If you don't see the problem then let me spell it out: Modern militaries don't send helicopters against jets so why would the producers think an modern audience would find it remotely plausible helicopters could go up against what are, one assumes, rocket powered spaceships?


My guess: BLUE THUNDER started a trend in helicopter themed action-adventure movies that spanned the mid 80s to mid 90s. MOON 44 is BLUE THUNDER in a OUTLAND setting. Problem is someone wasn't using all the cognitive faculties G-d gave them when they pitched this, either that or something went wrong between the premise stage and production. For instance it seems the script writer never heard of missiles. If I were chairmen of GMC, that's what I'd be looking into. Sentry missile platforms. I'd ring my moons with defensive missile batteries and a few laser platforms to. .

Wait, what am I saying? These are supposed to be CORPORATIONS for the love of Mercury. What the heck are they doing blowing up assets?

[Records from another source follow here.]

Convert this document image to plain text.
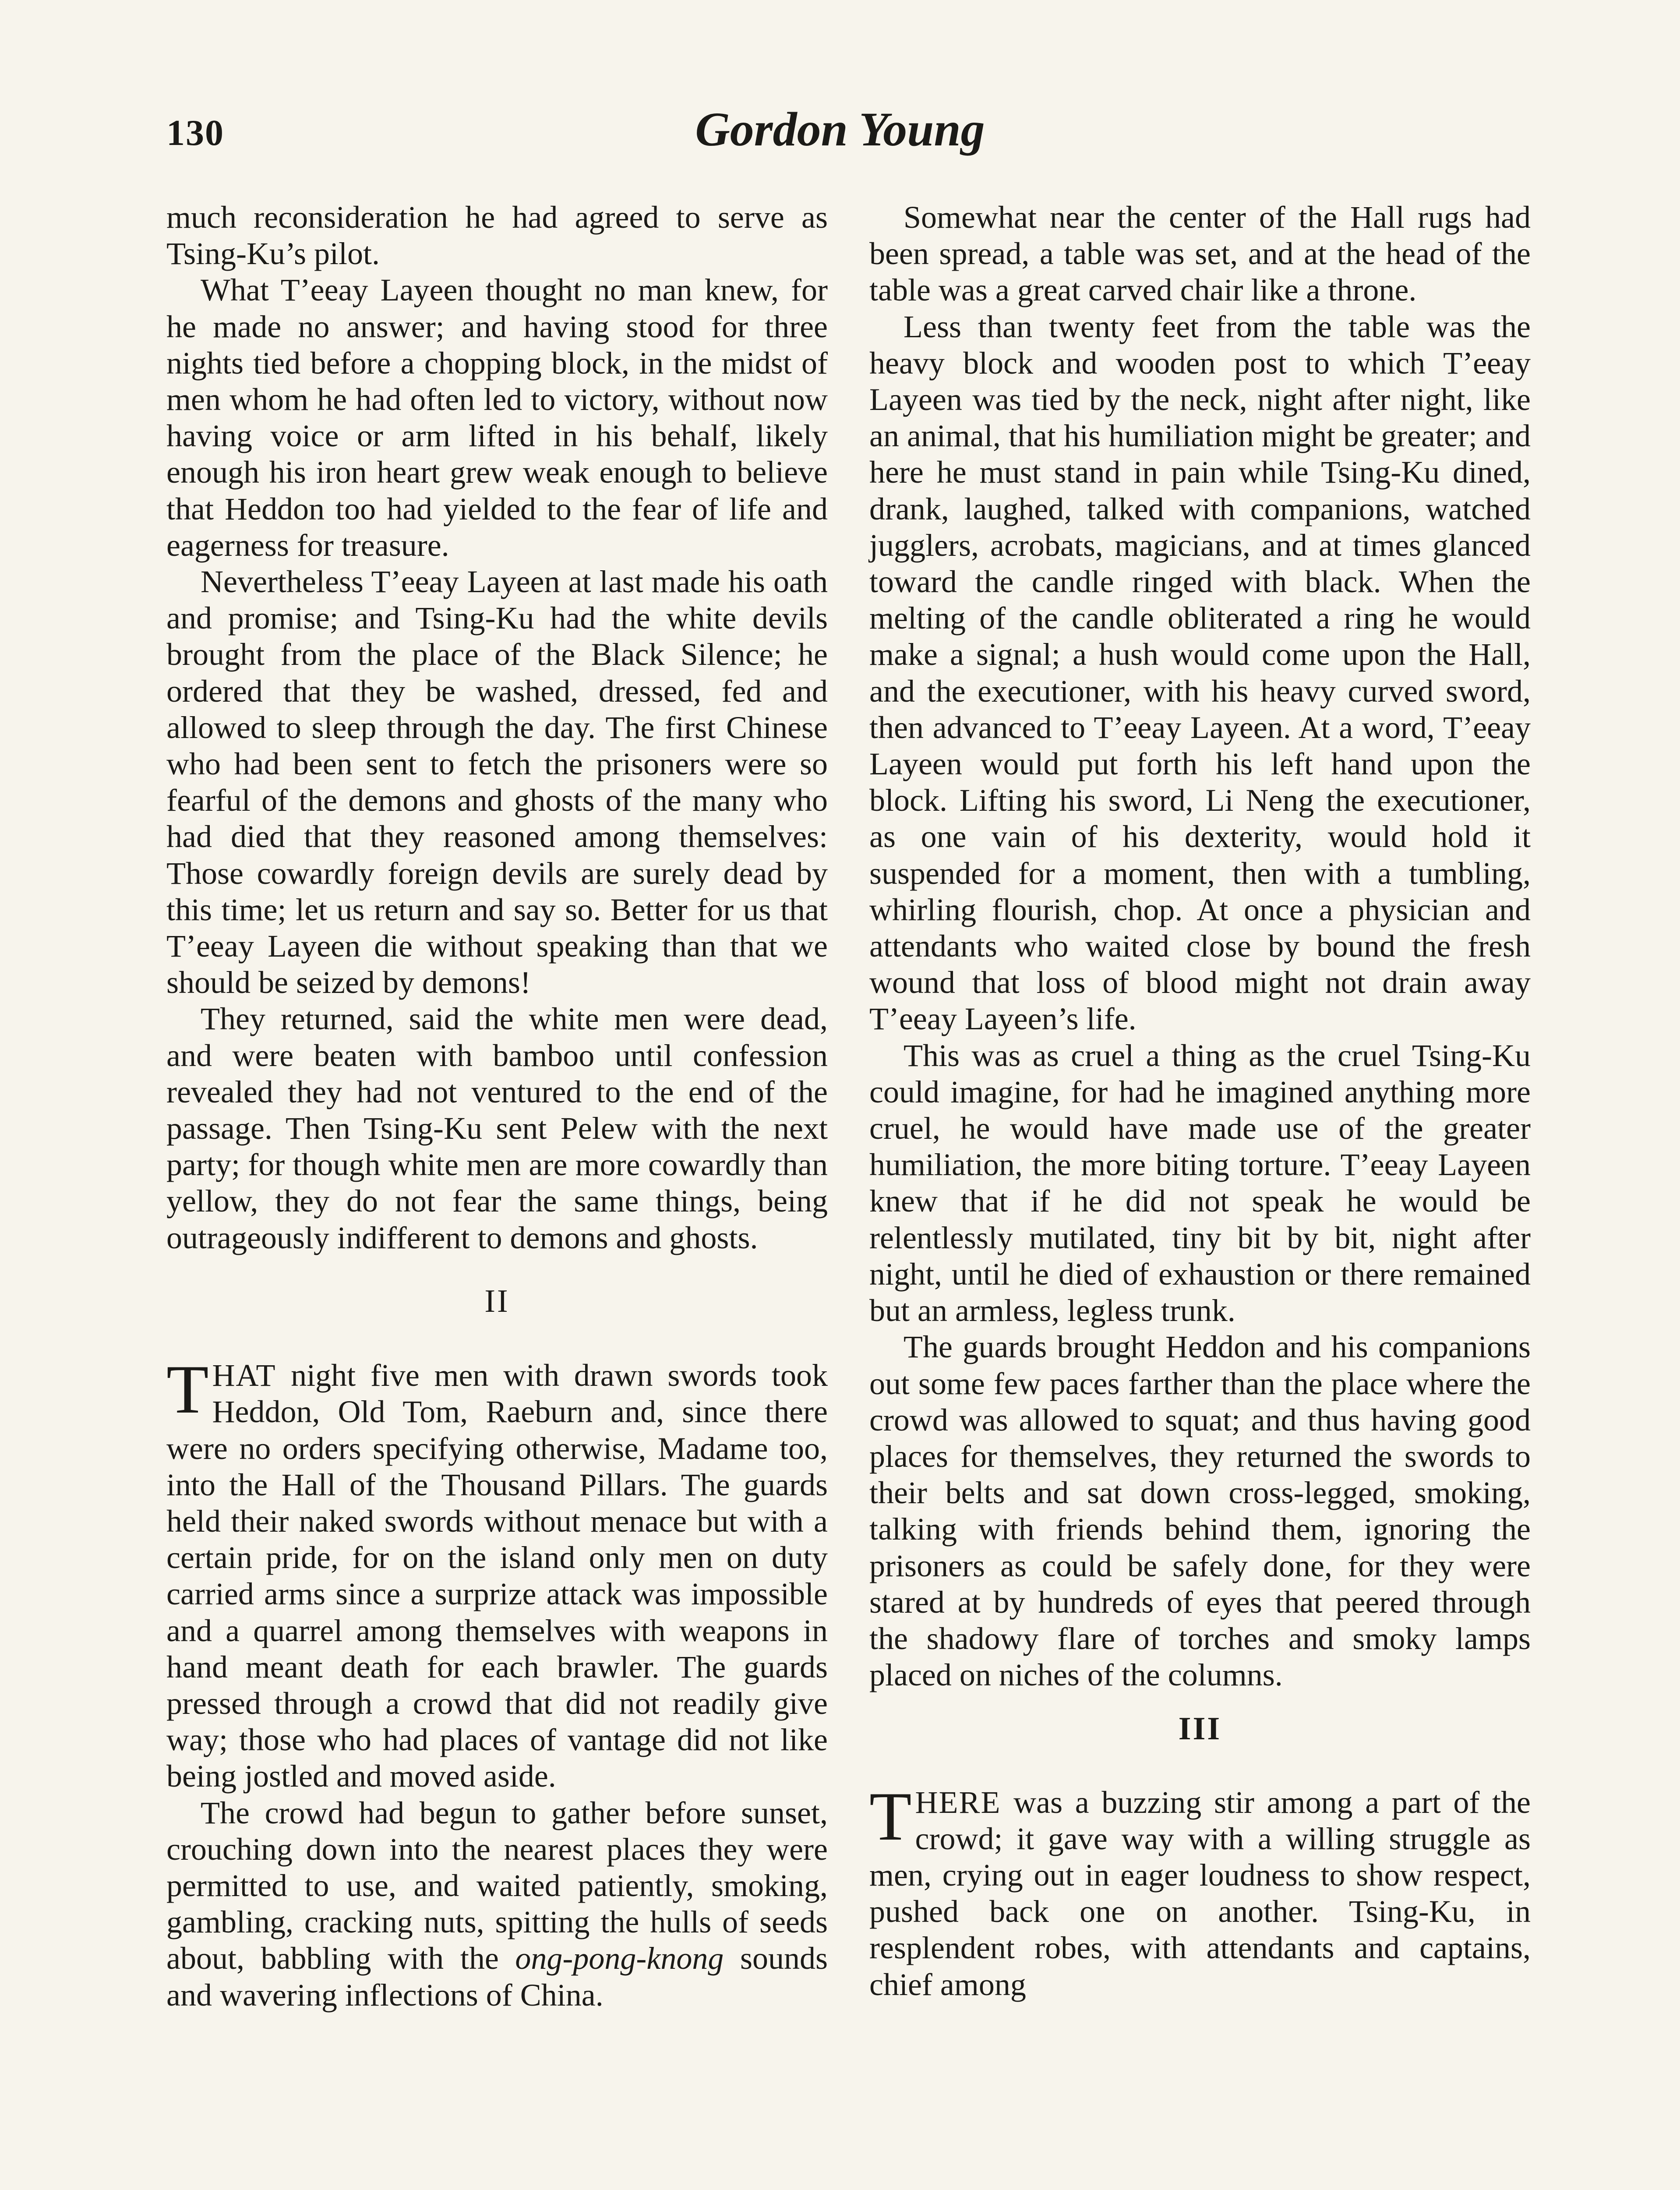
130	Gordon Young

much reconsideration he had agreed to serve as Tsing-Ku’s pilot.

What T’eeay Layeen thought no man knew, for he made no answer; and having stood for three nights tied before a chopping block, in the midst of men whom he had often led to victory, without now having voice or arm lifted in his behalf, likely enough his iron heart grew weak enough to believe that Heddon too had yielded to the fear of life and eagerness for treasure.

Nevertheless T’eeay Layeen at last made his oath and promise; and Tsing-Ku had the white devils brought from the place of the Black Silence; he ordered that they be washed, dressed, fed and allowed to sleep through the day. The first Chinese who had been sent to fetch the prisoners were so fearful of the demons and ghosts of the many who had died that they reasoned among themselves: Those cowardly foreign devils are surely dead by this time; let us return and say so. Better for us that T’eeay Layeen die without speaking than that we should be seized by demons!

They returned, said the white men were dead, and were beaten with bamboo until confession revealed they had not ventured to the end of the passage. Then Tsing-Ku sent Pelew with the next party; for though white men are more cowardly than yellow, they do not fear the same things, being outrageously indifferent to demons and ghosts.

II

THAT night five men with drawn swords took Heddon, Old Tom, Raeburn and, since there were no orders specifying otherwise, Madame too, into the Hall of the Thousand Pillars. The guards held their naked swords without menace but with a certain pride, for on the island only men on duty carried arms since a surprize attack was impossible and a quarrel among themselves with weapons in hand meant death for each brawler. The guards pressed through a crowd that did not readily give way; those who had places of vantage did not like being jostled and moved aside.

The crowd had begun to gather before sunset, crouching down into the nearest places they were permitted to use, and waited patiently, smoking, gambling, cracking nuts, spitting the hulls of seeds about, babbling with the ong-pong-knong sounds and wavering inflections of China.

Somewhat near the center of the Hall rugs had been spread, a table was set, and at the head of the table was a great carved chair like a throne.

Less than twenty feet from the table was the heavy block and wooden post to which T’eeay Layeen was tied by the neck, night after night, like an animal, that his humiliation might be greater; and here he must stand in pain while Tsing-Ku dined, drank, laughed, talked with companions, watched jugglers, acrobats, magicians, and at times glanced toward the candle ringed with black. When the melting of the candle obliterated a ring he would make a signal; a hush would come upon the Hall, and the executioner, with his heavy curved sword, then advanced to T’eeay Layeen. At a word, T’eeay Layeen would put forth his left hand upon the block. Lifting his sword, Li Neng the executioner, as one vain of his dexterity, would hold it suspended for a moment, then with a tumbling, whirling flourish, chop. At once a physician and attendants who waited close by bound the fresh wound that loss of blood might not drain away T’eeay Layeen’s life.

This was as cruel a thing as the cruel Tsing-Ku could imagine, for had he imagined anything more cruel, he would have made use of the greater humiliation, the more biting torture. T’eeay Layeen knew that if he did not speak he would be relentlessly mutilated, tiny bit by bit, night after night, until he died of exhaustion or there remained but an armless, legless trunk.

The guards brought Heddon and his companions out some few paces farther than the place where the crowd was allowed to squat; and thus having good places for themselves, they returned the swords to their belts and sat down cross-legged, smoking, talking with friends behind them, ignoring the prisoners as could be safely done, for they were stared at by hundreds of eyes that peered through the shadowy flare of torches and smoky lamps placed on niches of the columns.

III

THERE was a buzzing stir among a part of the crowd; it gave way with a willing struggle as men, crying out in eager loudness to show respect, pushed back one on another. Tsing-Ku, in resplendent robes, with attendants and captains, chief among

Assessment/ Verdict: MOON 44 is a charming yet convoluted action flick attempting to meld too many concepts into a amalgamated dark future sci-fi setting. First, the evil mega-corporation common to the cyberpunk genre. Second, the choice to try to cash in on the low budget TOP GUN styled helicopter combat flicks of the 80s (BLUE THUNDER, AIRWOLF, FIRE BIRDS, &tc). Third, the inclusion of a totally superfluous rape-revenge subplot. Fourth, a ludicrous premise involving prisoners impressed into service as fighter jocks. Put together it makes for one fine mess.

I originally saw this back in the 90s probably around the time it hit video. A friend rented this and came over saying he had a movie I must see. Before revisiting MOON 44 I remembered it as gritty, like OUTLAND, with great miniature work that gives it a je ne sais quoi that set it apart from similar DTV fare. .

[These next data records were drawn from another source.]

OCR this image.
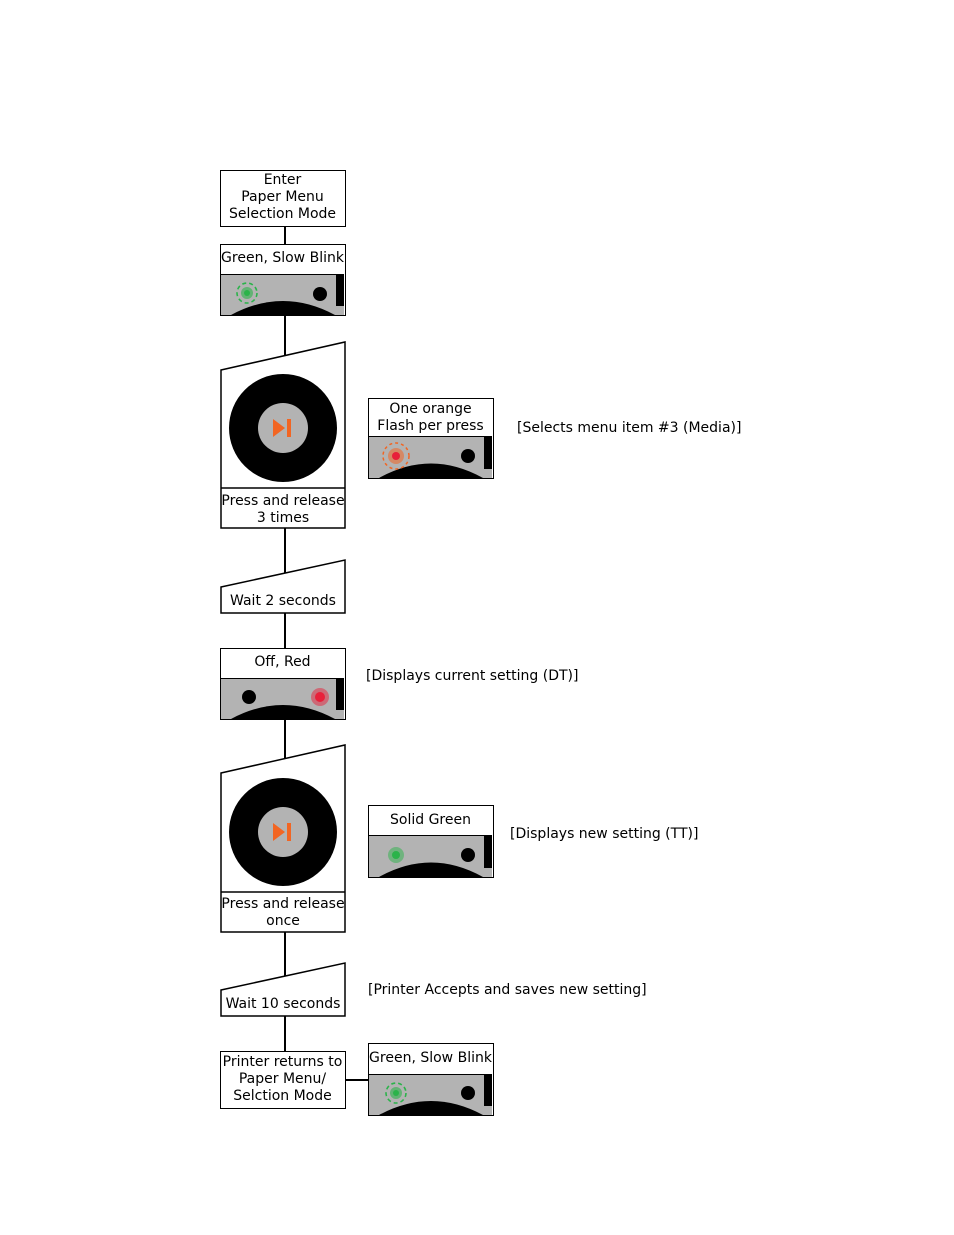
Enter
Paper Menu
Selection Mode
Green, Slow Blink
Press and release
3 times
One orange
Flash per press	[Selects menu item #3 (Media)]
Wait 2 seconds
Off, Red
[Displays current setting (DT)]
Press and release
once
Solid Green
[Displays new setting (TT)]
Wait 10 seconds
[Printer Accepts and saves new setting]
Printer returns to
Paper Menu/
Selction Mode
Green, Slow Blink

Yet I only vaguely recollected the story. Having revisited it I'd like to send a note to the writer(s), producers, et al: THIS IS SET IN SPACE! Couldn't you take the time to learn sci-fi lingo? I mean, c'mon, what's up with this. .


Airport? Even a teenage mutant samurai squirrel would know if you set something in space and have spaceship's it's called a SPACE PORT! But, wait. .


Aircraft? Either the writer was a hack just lazily retooling a spec script who couldn't be bothered to update the terminology to fit the genre his script was being adapted for or someone working the computer SFX dropped the ball. While we're nitpicking a movie several decades after it's release I have two words to add: MASS DRIVER.

If I'm CEO of an evil space corporation why waste money on drones and carrier craft? It's not cost effective. If I, evil corporate CEO, want to take over another corporation's planetary holdings, and I'm vile enough to launch a destructive assault, a simple mass driver enabled vessel to launch a ship-to-ground bombardment should do the trick nicely. Also, attaching engines to a few asteroids and flying them into the planetary ops center could work. Then again why, if I were looking to take over operations, would I want to blow up the ops center? If I blow it up that means I have to build my own ops center, which means expending yet more money and resources! It would be strategically, not to mention economically, better to take over operations, including the equipment and personnel- whose contracts can always be renegotiated- as intact as possible. But I digress.

It may look dated, the plot may have flaws, but MOON 44 is proof a decent looking sci-fi movie can be made on a budget. If you're tired of Sci-Fi channel's "original" movies with their crappy CGI rent MOON 44. It may surprise you.